Median vs. Hodges-Lehmann: compare efficiency under heavy-tailedness

Andrey Akinshin · 2023-11-14

In the previous post, I shared some thoughts on how to evaluate the statistical efficiency of estimators under heavy-tailed distributions. In this post, I apply the described ideas to actually compare efficiency values of the Mean, the Sample Median, and the Hodges-Lehmann EstimatorHodges-Lehmann location estimator under various distributions.

Classic statistical efficiency

We start with the definition of the classic relative statistical efficiency. Let us say we have two estimators $T_1$ and $T_2$. For the given sample $\mathbf{x} = (x_1, x_2, \ldots, x_n)$, they provide estimations of a parameter. Let $\theta$ be the true value of the parameter. The relative efficiency of these estimators is defined as

$$ \operatorname{eff}(T_1, T_2) = \frac{\mathbb{E}[(T_2-\theta)^2]}{\mathbb{E}[(T_1-\theta)^2]}. $$

If $T_1$ and $T_2$ are unbiased estimators, the above expression can be simplified as follows:

$$ \operatorname{eff}(T_1, T_2) = \frac{\mathbb{V}[T_2]}{\mathbb{V}[T_1]}. $$

Robust statistical efficiency

The problem with the above definition is that it includes the variance $\mathbb{V}$ which is not robust. There are two popular efficient robust alternatives to the variance:

Shamos EstimatorShamos Estimator: $\operatorname{Quantile}(|x_i-x_j|_{i < j}, 0.5) \cdot C_1$
Rousseeuw–Croux $Q_n$ estimator: $\operatorname{Quantile}(|x_i-x_j|_{i < j}, 0.25) \cdot C_2$

These values are $50^\textrm{th}$ and $25^\textrm{th}$ percentiles of the $|x_i-x_j|_{i < j}$ distribution. Such percentile orders look quite arbitrary. Under the normal distribution, the choice of the exact percentile order is not so important: all of them are proportional to the true variance values.
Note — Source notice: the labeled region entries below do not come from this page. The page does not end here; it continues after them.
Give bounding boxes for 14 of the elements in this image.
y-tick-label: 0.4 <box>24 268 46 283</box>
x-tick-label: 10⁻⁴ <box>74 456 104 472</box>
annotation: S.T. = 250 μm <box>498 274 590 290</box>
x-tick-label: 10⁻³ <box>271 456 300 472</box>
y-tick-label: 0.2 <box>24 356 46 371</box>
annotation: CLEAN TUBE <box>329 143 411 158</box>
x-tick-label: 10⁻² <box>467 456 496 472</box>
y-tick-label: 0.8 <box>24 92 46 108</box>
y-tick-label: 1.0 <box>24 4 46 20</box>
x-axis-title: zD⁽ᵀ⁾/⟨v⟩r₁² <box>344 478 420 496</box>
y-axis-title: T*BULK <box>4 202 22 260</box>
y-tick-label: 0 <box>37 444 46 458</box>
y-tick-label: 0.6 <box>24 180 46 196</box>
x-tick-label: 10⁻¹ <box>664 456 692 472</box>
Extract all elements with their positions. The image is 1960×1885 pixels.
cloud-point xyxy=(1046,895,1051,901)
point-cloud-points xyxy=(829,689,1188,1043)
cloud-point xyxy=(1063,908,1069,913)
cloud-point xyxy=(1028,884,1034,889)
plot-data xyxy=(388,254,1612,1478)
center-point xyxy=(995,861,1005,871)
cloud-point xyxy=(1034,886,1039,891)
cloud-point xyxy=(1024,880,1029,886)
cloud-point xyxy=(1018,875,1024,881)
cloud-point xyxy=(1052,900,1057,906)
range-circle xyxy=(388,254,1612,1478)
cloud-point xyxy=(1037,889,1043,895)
In the nonparametric case, the choice of the percentile order is determined by the desired values of the breakdown point and the Gaussian efficiency. However, we we consider severe deviations from normality, a single value of this distribution doesn’t provide the full picture. Therefore, it could mislead us and we can come up with wrong conclusions. What if we consider not a single quantile value, but the whole distribution? We can define such an efficiency function as follows:

$$ \operatorname{eff}(T_1, T_2, p) = \frac{\operatorname{Quantile}(\operatorname{APD}(T_2), p)}{\operatorname{Quantile}(\operatorname{APD}(T_1), p)}, $$

where $\operatorname{APD}$ is the distribution of absolute pairwise differences between obtained estimations. Let us try to apply this approach!

Numerical simulations

We consider the following distributions:

(Light-tailed) The standard uniform distribution $\mathcal{U}(0, 1)$
(Light-tailed) The standard normal distribution $\mathcal{N}(0, 1)$
(Light-tailed) The standard exponential distribution $\operatorname{Exp}(1)$
(Heavy-tailed) The standard log-normal distribution
(Heavy-tailed) The Weibull distribution with $\textrm{shape} = 0.5$
(Heavy-tailed) The standard Cauchy distribution

For each distribution, we compare the relative efficiency of the Median and the Hodges-Lehmann location estimator ($\operatorname{HL}$) to the Mean. Here are the results:

As we can see, for the light-tailed distributions, $\operatorname{HL}$ is more efficient than the Median. While we enlarge the distribution tail $\left(\mathcal{U}(0, 1) \to \mathcal{N}(0, 1) \to \operatorname{Exp}(1)\right)$, the difference in efficiency is decreasing. After the switch to the heavy-tailed distributions, the Median becomes the winner. This happens because the Median (the asymptotic breakdown point of $50\%$) is more robust than $\operatorname{HL}$ (the asymptotic breakdown point of $29\%$). The heavier the tail, the larger the observed difference.

The plot for the Cauchy distribution is especially interesting. While the efficiency function for the first five distributions looks almost like a constant, for the Cauchy distribution, we can see an obviously heavily increasing efficiency function. The choice of $p$ has a significant impact on the efficiency values: it starts at $30..40$ for small $p$ and ends at $200..300$ for large $p$.

Therefore, such an approach allows us to reveal the full efficiency picture and to get a more conscious choice of an appropriate estimator for our target distribution.